Despite this, insurers are increasingly forcing patients to pay an ever-growing share of their medicine costs, sometimes 30 percent, 40 percent or even 50 percent. That’s far more than they require for more expensive hospitalizations and medical procedures.
The impact this high-cost sharing is having on patients was made clear in the latest Kaiser Family Foundation (KFF) Health Tracking Poll where 76 percent of respondents said their top health care priority is making sure medicines are affordable for those who need them. This was the number one overall priority for those surveyed.

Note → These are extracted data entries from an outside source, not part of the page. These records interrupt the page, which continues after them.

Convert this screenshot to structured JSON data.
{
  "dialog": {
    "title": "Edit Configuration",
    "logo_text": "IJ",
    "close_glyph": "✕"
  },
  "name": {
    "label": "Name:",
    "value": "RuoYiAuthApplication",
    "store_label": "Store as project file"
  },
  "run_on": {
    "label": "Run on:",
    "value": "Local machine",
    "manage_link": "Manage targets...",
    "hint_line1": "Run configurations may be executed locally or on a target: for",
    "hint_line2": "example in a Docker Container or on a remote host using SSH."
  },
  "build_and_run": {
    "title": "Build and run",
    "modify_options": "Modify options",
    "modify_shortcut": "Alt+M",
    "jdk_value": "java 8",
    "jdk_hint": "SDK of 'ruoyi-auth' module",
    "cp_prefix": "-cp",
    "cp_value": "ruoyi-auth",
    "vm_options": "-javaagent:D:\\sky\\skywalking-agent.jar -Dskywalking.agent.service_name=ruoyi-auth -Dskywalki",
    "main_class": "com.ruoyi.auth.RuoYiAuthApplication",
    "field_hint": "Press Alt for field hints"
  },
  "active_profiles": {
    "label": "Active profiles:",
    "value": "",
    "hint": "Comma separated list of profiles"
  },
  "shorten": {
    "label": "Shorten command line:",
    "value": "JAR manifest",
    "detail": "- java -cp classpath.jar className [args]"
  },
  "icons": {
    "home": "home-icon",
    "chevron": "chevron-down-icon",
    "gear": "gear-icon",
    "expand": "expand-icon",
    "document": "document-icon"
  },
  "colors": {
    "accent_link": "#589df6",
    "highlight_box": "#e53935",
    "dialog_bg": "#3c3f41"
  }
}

The survey also found almost half (47 percent) of people can’t pay $500 for an unexpected medical bill or would have to take on debt to pay the bill. That percentage rises to 63 percent for an unexpected $1,500 medical bill.
This data makes it clear patients may have trouble paying the deductible for many of the plans in the health insurance exchanges. Deductibles for the silver plans, the most popular plans in the exchanges, average about $3,000, and more than half of silver plans require patients to reach their full deductible before medicines are covered.
As more people gain access to health coverage it’s important to consider whether or not they can access the care they need. Too many Americans are facing the challenge of health coverage that pays for a trip to the hospital but not the medicine needed to prevent that visit.